Downtown suggests government services, so just to yank Tom Warden’s chain, I asked him what government services Downtown Summerlin will be providing when the massive outdoor mall officially opens today.
Warden, The Howard Hughes Corp.’s vice president of community and government affairs and a tease-worthy friend, knew a needle when he felt it, but one-upped me by saying there has been some talk with Clark County officials about possibly basing some government services there. Oh. Well. Never mind.
My gotcha was gotchaed right back. He wasn’t specific, just tossed out the idea of “some appropriate opportunities.”
But he stopped laughing when asked whether the project was the start of a new Southern Nevada city. The company is not pushing that idea, Warden said firmly and seriously. When the master-planned community was created, there was always a section dubbed as downtown. But there was no intention then or now to incorporate Summerlin as a city.
Wouldn’t Sin City Summerlin have a cachet? Some already call it Snotty Summerlin. (Disclosure: I live there.)
Warden stressed that creating a city was complex because it involved contracting for fire services, providing law enforcement and creating a city government. The Hughes Corp. doesn’t see that as a plus for the master-planned community.
A new city would carve out the wealthier areas from the city of Las Vegas and slaughter the existing city’s property tax base. The idea probably wouldn’t have much of a chance.
Downtown Summerlin is an anomaly. It’s in unincorporated Clark County, not the city of Las Vegas. In most cases, Sahara Avenue is the dividing line between city and county. But not so in Downtown Summerlin. There the dividing line is Charleston Boulevard.
The boundaries of Downtown Summerlin are Sahara Avenue, Charleston Boulevard, Town Center and the 215 Beltway. Clark County Commissioner Susan Brager represents the area, making her the unofficial mayor of Downtown Summerlin.

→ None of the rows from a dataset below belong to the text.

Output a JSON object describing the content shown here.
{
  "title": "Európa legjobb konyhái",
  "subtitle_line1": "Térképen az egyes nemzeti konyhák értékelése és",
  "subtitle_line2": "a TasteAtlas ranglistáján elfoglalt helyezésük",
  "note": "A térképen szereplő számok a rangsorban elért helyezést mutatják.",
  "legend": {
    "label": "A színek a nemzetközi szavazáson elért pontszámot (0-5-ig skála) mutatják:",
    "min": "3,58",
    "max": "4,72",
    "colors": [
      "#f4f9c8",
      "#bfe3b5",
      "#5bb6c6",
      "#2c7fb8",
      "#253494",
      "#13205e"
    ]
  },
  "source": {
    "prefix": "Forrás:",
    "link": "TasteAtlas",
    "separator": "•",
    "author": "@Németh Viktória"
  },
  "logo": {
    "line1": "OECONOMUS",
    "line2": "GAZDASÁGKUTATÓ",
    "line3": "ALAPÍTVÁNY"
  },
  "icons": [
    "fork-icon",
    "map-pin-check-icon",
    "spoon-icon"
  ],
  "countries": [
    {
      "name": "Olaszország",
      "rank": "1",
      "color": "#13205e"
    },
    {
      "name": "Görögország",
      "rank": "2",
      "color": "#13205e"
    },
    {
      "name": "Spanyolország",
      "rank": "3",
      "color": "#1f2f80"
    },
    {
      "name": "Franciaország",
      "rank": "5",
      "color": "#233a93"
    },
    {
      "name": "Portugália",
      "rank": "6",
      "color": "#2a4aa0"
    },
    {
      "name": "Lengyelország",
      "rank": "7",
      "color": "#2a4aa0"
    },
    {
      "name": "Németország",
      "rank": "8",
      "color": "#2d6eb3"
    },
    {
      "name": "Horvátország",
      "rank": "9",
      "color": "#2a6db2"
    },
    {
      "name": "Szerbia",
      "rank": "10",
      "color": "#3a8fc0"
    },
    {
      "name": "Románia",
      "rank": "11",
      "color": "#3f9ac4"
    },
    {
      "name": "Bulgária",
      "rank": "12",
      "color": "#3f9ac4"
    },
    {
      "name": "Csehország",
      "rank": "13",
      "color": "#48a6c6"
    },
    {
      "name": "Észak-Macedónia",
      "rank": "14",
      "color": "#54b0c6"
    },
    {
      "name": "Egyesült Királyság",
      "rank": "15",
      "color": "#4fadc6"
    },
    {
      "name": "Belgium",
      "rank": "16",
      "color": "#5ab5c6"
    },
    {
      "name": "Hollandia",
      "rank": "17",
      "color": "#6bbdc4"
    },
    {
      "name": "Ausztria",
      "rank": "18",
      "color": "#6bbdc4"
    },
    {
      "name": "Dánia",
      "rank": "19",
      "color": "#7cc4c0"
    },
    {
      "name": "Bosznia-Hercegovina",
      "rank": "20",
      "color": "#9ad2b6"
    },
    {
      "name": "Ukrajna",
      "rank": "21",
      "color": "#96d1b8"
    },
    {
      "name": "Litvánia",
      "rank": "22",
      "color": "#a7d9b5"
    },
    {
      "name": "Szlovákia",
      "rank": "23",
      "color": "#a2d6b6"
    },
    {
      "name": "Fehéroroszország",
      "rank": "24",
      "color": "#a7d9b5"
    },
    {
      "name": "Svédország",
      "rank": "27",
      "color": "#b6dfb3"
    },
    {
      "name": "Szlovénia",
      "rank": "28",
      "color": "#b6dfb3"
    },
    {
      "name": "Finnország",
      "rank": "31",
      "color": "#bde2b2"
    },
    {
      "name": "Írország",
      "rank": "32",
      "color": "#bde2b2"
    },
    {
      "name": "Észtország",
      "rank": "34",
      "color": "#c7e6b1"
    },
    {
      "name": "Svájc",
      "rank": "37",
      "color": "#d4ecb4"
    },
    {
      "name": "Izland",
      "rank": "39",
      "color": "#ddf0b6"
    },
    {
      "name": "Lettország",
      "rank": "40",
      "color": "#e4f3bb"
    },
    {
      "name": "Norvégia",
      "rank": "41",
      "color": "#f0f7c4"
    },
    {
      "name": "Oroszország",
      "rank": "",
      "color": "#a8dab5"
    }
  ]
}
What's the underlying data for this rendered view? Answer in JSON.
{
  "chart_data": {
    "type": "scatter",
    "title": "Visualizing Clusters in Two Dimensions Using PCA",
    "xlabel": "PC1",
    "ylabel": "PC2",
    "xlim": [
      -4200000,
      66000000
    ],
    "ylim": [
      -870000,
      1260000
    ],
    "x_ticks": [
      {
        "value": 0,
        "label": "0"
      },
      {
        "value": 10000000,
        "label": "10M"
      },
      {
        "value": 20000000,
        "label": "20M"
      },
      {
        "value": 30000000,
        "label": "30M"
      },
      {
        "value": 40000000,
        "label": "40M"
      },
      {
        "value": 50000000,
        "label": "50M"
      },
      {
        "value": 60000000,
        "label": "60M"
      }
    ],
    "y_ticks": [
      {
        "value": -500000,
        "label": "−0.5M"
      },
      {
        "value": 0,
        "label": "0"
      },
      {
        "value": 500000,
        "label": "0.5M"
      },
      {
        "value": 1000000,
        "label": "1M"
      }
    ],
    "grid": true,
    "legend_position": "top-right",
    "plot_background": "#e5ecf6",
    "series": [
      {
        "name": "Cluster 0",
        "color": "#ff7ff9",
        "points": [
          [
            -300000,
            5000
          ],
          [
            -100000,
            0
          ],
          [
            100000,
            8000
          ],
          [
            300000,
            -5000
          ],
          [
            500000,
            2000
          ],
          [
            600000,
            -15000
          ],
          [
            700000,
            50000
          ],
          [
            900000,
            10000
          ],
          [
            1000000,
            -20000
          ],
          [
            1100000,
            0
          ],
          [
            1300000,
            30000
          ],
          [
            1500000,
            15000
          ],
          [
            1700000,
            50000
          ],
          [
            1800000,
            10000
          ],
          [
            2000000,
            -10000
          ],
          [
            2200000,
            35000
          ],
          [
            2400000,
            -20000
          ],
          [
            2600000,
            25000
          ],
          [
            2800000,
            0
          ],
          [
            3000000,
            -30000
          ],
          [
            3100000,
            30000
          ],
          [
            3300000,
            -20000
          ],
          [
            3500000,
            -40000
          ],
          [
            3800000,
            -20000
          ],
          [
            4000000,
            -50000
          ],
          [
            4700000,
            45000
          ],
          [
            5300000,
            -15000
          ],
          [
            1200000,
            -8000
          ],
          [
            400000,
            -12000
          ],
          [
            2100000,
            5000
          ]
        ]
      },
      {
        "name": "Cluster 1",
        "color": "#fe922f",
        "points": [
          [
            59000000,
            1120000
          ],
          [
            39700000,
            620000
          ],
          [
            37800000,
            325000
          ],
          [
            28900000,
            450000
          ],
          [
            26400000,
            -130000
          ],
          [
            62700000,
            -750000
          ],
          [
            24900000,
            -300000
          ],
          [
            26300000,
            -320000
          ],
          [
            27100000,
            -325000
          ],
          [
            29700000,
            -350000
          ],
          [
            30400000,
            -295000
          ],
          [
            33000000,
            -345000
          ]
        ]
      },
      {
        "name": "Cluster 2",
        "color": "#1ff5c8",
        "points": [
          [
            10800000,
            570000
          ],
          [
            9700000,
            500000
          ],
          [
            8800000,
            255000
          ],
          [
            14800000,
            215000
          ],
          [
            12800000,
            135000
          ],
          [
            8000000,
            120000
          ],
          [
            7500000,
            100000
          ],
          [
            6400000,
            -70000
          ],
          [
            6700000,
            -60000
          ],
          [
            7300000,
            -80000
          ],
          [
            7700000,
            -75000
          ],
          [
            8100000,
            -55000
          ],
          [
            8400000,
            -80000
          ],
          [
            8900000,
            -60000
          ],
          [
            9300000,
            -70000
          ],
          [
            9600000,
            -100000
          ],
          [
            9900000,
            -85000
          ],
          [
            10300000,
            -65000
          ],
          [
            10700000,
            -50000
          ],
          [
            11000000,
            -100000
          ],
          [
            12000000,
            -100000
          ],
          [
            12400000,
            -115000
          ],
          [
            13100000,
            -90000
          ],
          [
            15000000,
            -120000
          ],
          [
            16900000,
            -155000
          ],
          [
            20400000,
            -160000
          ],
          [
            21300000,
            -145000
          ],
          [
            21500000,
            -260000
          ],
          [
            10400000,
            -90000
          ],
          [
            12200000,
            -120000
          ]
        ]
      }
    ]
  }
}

Las Vegas City Councilman Bob Beers represents the portion of Summerlin directly north of the mall. (Count that as another Warden tweak because he said “mall” perpetuates a misconception, since the long-term plan includes residential and offices. The build-out for the full 400 acres is expected to take between 10 and 15 years, depending on the economy. The mall is a mere 106-acre portion.)
Beers pooh-poohed the suggestion that Downtown Summerlin might be confused with downtown Las Vegas.
“I don’t think it will create any confusion beyond the confusion that already exists,” he said. “Only 25 percent of the valley’s residents live in Las Vegas, but 60 percent will swear they live in Las Vegas when they actually live in the county.”
His city has a population of 610,000, while unincorporated Clark County has 900,000 residents, and including the other cities, the entire county encompasses 2 million people.
As for confusion with city services, Beers dryly doubted people will head to Downtown Summerlin looking for water heater permits.
They’ll come to shop, eat, drink, see a movie and stop at Trader Joe’s. (Warden said that over the years, the most frequent request from people has been to include a Trader Joe’s grocery store there. The company listened.)
I suspect Downtown Summerlin will keep Summerlin folks from trekking to the Fashion Show mall because the two anchor stores, Macy’s and Dillards, are at both, along with specialty stores, like Teavana, Chico’s, the Art of Shaving and L’Occitane. But then the Fashion Show mall has tourists to keep it staying alive.
Meanwhile, with all the advertising of the opening, the Petula Clark hit “Downtown” has been buzzing my brain for weeks. Maybe Downtown Summerlin will be the place “when you’ve got worries, all the noise and the hurry seems to help, I know, downtown.”
May the song now rattle in your brain.